Ein Boot finden und mitzusegeln hat für mich nicht viel mit Trampen zu tun. Es ist nicht so, dass man ein Fahrzeug anhält und einfach ein Stück auf dessen Weg mitfährt. Segeln verlangt etwas mehr Voraussetzungen. Du kannst nicht einfach Platz nehmen und hast einen Lift. Du bist kein Tramper mehr in diesem Moment. Du bist Crew.

Crew bedeutet Arbeit und insbesondere bei einem großen Turn wie dem Transatlantik, ist der generelle Tenor des Boottrampens etwas naiv bis anmaßend in meinen Augen.
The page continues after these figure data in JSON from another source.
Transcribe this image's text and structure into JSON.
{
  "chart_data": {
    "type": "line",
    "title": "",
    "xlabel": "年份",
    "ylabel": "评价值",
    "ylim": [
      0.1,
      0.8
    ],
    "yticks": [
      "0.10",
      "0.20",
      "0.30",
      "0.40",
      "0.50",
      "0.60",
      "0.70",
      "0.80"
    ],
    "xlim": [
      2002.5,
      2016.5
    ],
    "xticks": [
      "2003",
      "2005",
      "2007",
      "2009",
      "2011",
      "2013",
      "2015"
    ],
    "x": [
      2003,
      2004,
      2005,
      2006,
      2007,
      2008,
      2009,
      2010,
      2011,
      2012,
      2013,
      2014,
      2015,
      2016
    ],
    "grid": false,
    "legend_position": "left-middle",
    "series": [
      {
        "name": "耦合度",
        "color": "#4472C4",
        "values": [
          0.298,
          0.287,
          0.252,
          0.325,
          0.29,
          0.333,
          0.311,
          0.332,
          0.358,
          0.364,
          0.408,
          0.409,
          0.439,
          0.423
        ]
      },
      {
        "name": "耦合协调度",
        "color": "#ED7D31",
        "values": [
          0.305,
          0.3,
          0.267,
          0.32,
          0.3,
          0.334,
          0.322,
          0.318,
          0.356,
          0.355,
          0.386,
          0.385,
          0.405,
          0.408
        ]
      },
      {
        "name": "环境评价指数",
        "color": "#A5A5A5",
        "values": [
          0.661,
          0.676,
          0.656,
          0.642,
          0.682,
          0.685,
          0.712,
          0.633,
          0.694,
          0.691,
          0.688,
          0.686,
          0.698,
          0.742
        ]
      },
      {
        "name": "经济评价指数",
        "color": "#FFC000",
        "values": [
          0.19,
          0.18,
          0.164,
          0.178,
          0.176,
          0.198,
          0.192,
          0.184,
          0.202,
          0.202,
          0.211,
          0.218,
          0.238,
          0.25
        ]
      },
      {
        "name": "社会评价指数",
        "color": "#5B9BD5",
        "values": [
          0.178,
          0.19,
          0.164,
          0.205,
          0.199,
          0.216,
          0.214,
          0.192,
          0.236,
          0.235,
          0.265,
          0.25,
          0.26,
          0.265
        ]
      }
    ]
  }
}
Tenor ist allzu oft: Ich hab zwar keine Segelerfahrung, aber ich kann kochen, putzen, Nachtwache halten, bin bereit zu lernen (Klassiker) und kann Gitarre spielen. Mal ganz im ernst, niemand interessiert sich dafür, ob du Gitarre spielen kannst, eine gute Gesellschaft bist oder das Boot putzt beim Segeln, wenn du keinerlei Erfahrung auf dem Meer hast. Wirst du Seekrank, hilft auch deine Bereitschaft zum lernen nichts, weil du dann nicht zu gebrauchen bist und auch nicht unter Deck am Herd stehen wirst. Diesbezüglich trifft der oben genannte Artikel schon irgendwie auf den Punkt.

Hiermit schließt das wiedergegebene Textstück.